Compared to the non-vaccinated subgroup, vaccinated patients showed a higher objective response rate (ORR 59.0% vs 38.8%, p<0.001, Table) and disease control rate (DCR 80.2% vs 74.7%, p=0.031) following anti-PD-1 treatment, were more likely to experience mild irAEs (73.6% vs 60.1%, p<0.001) and mild vaccine-related adverse effect (21.7% vs 8.2%, p<0.001). No significant difference in severe irAEs was observed between both subgroups. Through a propensity-score-matching (ratio of 2:1) for age, gender, KPS and BMI in this cohort, 1119 patients were selected for further analysis. Compared to the matched non-vaccinated subgroup, matched vaccinated patients still had a higher ORR (59.0% vs 35.7%, p<0.001) and DCR (80.2% vs 72.5%, p=0.018), and to more frequently experience mild irAEs (73.6% vs. 61.1%, p<0.001). No significant difference in severe irAEs were observed between both matched subgroups (4.9% vs 4.1%, p=0.482).

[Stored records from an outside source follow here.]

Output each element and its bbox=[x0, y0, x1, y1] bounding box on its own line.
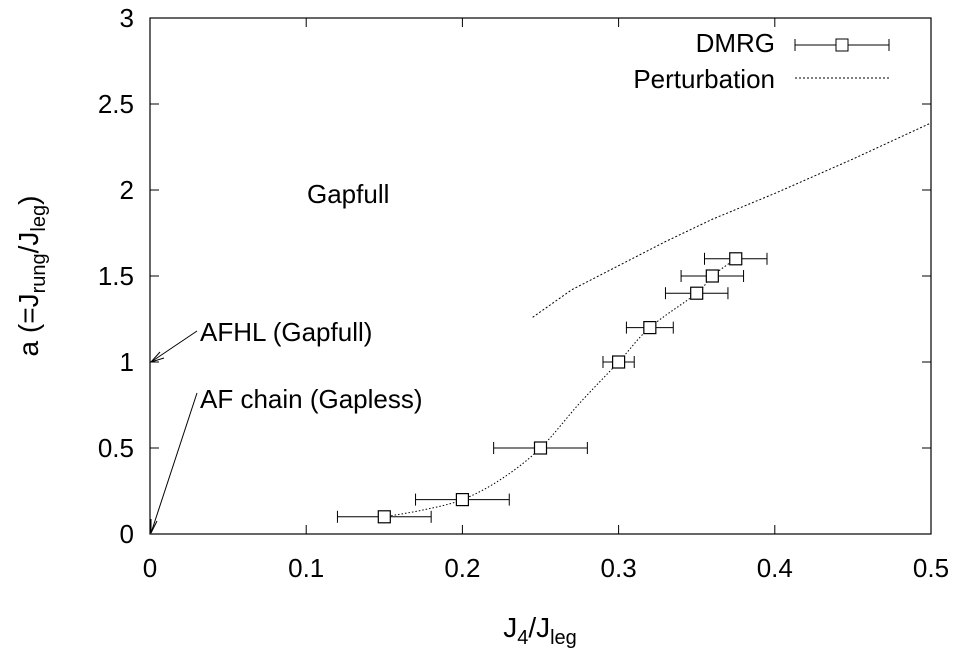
y-axis-ticks: 0 0.5 1 1.5 2 2.5 3 bbox=[98, 3, 931, 549]
y-tick-label: 1.5 bbox=[98, 261, 134, 291]
x-tick-label: 0 bbox=[143, 553, 157, 583]
y-axis-label: a (=Jrung/Jleg) bbox=[13, 196, 50, 357]
y-tick-label: 0 bbox=[120, 519, 134, 549]
dmrg-marker bbox=[705, 269, 719, 283]
dmrg-point bbox=[336, 510, 432, 524]
y-tick-label: 3 bbox=[120, 3, 134, 33]
dmrg-point bbox=[415, 493, 510, 507]
dmrg-marker bbox=[533, 441, 548, 455]
legend: DMRG Perturbation bbox=[633, 28, 890, 94]
x-tick-label: 0.3 bbox=[601, 553, 637, 583]
dmrg-point bbox=[602, 355, 635, 369]
dmrg-marker bbox=[455, 493, 469, 507]
y-tick-label: 2 bbox=[120, 175, 134, 205]
legend-label-dmrg: DMRG bbox=[696, 28, 775, 58]
perturbation-line bbox=[532, 122, 932, 318]
dmrg-point bbox=[664, 286, 729, 300]
dmrg-marker bbox=[690, 286, 704, 300]
annotation-af-chain-arrow bbox=[150, 392, 198, 534]
x-tick-label: 0.2 bbox=[444, 553, 480, 583]
x-tick-label: 0.1 bbox=[288, 553, 324, 583]
annotation-afhl: AFHL (Gapfull) bbox=[200, 317, 372, 347]
y-tick-label: 2.5 bbox=[98, 89, 134, 119]
annotation-gapfull: Gapfull bbox=[307, 179, 389, 209]
legend-symbol-dmrg bbox=[794, 38, 890, 52]
legend-label-perturbation: Perturbation bbox=[633, 64, 775, 94]
plot-frame bbox=[149, 17, 932, 535]
x-axis-label: J4/Jleg bbox=[503, 612, 577, 649]
y-tick-label: 1 bbox=[120, 347, 134, 377]
dmrg-marker bbox=[611, 355, 626, 369]
x-tick-label: 0.4 bbox=[757, 553, 793, 583]
dmrg-marker bbox=[643, 321, 657, 335]
annotation-af-chain: AF chain (Gapless) bbox=[200, 384, 423, 414]
dmrg-marker bbox=[729, 252, 743, 266]
annotations: Gapfull AFHL (Gapfull) AF chain (Gapless… bbox=[149, 179, 423, 534]
y-tick-label: 0.5 bbox=[98, 433, 134, 463]
series-layer bbox=[336, 122, 932, 524]
dmrg-marker bbox=[377, 510, 391, 524]
annotation-afhl-arrow bbox=[149, 330, 198, 364]
x-axis-ticks: 0 0.1 0.2 0.3 0.4 0.5 bbox=[143, 18, 949, 583]
dmrg-point bbox=[493, 441, 588, 455]
x-tick-label: 0.5 bbox=[913, 553, 949, 583]
dmrg-point bbox=[625, 321, 674, 335]
dmrg-point bbox=[680, 269, 745, 283]
dmrg-point bbox=[704, 252, 768, 266]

NPC is characterized by peritumoral immune infiltration in the upper-respiratory-tract. The tumor microenvironment (TME) in NPC may recruit myeloid-derived-suppressor cells (MDSCs) to escape immunotherapy, but this might also reduce the effect of COVID-19 vaccination. Our results showed that the safety of the combination of anti-PD-1 treatment and chemotherapy was not reduced for NPC patients during the vaccination period, and the efficacy of combination of anti-PD-1 treatment and chemotherapy was significantly improved for vaccinated NPC patients. Possible reasons include: 1) CD4+ T-cells might be activated and enter into the TME during vaccination, preventing MDSC or Tregs recruitment; 2) exhausted CD8+ T cells might be reactivated in the TME during vaccination, facilitating immunotherapy. Future studies are warranted to elucidate underlying mechanisms. The association of COVID-19 vaccination with increased efficacy of anti-PD-1 therapy with chemotherapy in RM-NPC is interesting, but needs to be validated in a larger cohort study.

Ethics approval and consent to participate

This study was approached by the ethic committee of Sun Yat-sen University Cancer Center (B2022-146-01). All participants agreed to take part in the present study.

Consent to Publish

All participants are consent for publication.